In 2013, a proposal was announced which would effectively make the monitoring, reporting and verification of fuel usage and carbon emissions compulsory within the shipping industry. Since then, there has been a call for the proposal to include a clause stating that the industry must also work to reduce their carbon emissions.
So what does this mean for the distribution and freight forwarding industry ?
Under current regulations, the shipping industry has no legal obligations to reduce its carbon emissions, despite being responsible for a reported 3% of all global emissions (around 1 billion tonnes each year), a number which is expected to double by 2050 if nothing is done to stop it.

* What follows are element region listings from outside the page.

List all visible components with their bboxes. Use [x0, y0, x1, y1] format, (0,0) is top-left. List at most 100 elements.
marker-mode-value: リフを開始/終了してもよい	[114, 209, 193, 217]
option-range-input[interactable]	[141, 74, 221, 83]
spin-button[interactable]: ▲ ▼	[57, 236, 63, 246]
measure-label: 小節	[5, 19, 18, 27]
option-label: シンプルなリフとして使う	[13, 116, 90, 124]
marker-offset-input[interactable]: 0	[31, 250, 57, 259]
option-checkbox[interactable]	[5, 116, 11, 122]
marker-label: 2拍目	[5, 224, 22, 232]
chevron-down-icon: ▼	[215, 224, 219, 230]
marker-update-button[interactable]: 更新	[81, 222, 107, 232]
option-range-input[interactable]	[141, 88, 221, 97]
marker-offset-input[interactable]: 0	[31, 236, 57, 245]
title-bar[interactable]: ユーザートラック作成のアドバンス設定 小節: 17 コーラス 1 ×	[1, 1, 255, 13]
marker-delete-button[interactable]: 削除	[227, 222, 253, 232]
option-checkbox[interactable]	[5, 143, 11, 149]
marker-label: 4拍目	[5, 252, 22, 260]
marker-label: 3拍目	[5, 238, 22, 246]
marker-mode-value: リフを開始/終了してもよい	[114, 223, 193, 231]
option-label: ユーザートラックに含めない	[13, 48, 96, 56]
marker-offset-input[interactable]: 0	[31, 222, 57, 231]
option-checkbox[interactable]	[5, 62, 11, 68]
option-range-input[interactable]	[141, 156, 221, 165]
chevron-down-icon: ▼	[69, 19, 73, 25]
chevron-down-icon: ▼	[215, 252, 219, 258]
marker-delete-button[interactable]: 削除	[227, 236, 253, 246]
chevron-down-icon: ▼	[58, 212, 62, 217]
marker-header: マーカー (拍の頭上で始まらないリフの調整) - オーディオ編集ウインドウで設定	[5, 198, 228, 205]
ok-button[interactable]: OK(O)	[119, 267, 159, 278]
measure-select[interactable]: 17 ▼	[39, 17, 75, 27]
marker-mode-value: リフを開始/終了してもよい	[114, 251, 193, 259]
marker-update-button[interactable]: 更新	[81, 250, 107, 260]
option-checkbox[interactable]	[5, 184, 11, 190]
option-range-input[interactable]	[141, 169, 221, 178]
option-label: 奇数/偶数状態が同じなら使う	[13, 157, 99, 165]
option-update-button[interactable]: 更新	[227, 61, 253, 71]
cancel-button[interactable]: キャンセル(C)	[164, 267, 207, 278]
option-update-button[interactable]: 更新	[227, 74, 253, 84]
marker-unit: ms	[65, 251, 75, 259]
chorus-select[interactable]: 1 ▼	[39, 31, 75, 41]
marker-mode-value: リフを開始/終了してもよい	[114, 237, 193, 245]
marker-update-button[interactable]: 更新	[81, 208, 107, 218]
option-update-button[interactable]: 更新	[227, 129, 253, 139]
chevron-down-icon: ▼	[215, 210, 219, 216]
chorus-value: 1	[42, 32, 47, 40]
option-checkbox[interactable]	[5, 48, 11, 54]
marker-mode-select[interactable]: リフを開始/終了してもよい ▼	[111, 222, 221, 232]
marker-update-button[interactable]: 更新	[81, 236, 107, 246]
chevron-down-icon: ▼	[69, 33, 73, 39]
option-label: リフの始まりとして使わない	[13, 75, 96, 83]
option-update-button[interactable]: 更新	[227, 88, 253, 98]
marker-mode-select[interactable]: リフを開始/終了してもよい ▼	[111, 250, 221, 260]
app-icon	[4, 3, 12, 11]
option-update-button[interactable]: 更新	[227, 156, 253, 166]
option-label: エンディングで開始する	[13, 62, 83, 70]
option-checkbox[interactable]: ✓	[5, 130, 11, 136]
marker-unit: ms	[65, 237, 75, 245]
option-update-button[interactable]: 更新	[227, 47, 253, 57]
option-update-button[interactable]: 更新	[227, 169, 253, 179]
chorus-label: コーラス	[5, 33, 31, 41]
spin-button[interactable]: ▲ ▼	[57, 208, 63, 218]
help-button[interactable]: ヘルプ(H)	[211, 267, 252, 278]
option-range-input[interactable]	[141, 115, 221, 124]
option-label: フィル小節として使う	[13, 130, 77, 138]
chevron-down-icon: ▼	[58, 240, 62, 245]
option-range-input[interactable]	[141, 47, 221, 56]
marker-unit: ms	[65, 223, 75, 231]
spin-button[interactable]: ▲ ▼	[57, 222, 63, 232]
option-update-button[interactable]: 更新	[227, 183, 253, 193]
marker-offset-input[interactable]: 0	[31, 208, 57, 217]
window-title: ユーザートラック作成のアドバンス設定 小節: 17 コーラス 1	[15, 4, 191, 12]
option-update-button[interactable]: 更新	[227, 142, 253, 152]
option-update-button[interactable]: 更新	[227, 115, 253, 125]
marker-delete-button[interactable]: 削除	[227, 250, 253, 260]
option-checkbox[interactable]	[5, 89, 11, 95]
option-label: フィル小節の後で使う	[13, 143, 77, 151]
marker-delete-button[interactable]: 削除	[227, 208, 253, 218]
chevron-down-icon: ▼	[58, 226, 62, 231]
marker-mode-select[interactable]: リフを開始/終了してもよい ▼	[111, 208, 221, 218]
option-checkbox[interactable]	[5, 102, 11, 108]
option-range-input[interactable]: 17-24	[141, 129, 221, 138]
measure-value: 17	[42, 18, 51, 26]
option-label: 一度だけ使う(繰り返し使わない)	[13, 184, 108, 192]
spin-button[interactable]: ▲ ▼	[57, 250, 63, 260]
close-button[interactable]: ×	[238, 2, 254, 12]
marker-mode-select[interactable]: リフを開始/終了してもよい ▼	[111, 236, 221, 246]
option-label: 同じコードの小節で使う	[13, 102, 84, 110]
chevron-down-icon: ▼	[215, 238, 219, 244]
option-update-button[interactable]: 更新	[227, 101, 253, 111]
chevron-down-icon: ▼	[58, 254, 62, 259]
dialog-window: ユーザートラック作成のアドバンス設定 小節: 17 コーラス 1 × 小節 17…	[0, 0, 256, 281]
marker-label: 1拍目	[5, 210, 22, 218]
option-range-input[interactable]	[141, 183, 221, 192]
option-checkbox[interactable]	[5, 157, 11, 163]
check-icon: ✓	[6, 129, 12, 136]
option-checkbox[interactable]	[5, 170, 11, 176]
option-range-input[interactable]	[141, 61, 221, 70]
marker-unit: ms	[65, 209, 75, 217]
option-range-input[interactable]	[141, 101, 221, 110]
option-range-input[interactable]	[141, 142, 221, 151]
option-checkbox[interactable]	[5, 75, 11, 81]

Three major European committees were invited to vote on the proposal, with the EP energy committee showing favourable support. With the final votes due to take place before mid-February, how would stricter control over shipping emissions affect the distributors who rely on freight forwarding?
The importance of greener industries in today’s environmentally conscious world can play a big part in the supply and distribution industry
Companies and consumers are veering towards green-friendly businesses. The warehousing and distribution industry relies heavily on shipping, with billions of tonnes worth of goods being transported globally each year. It’s a competitive business, with smaller companies outsourcing their distribution and consumer demand increasing.
An industry wide clamp down could also save a lot of money, which could in turn lower bulk shipping costs for distributors. According to research, the annual savings of reduced carbon emissions through automated fuel monitoring within the shipping industry could be in the region of €9 million.
In its current state, the proposal only includes large ships with a gross tonnage of over 5,000, so distribution companies who use smaller shipping vessels would be largely unaffected, although there are those who are campaigning for the proposal to include smaller ships.
With the final voting period just a matter of weeks away, the shipping industry looks set to change the way it uses and monitors its fuel. The warehousing industry can embrace this change and use it to their advantage by lowering their overheads and encouraging environmentally conscious consumers.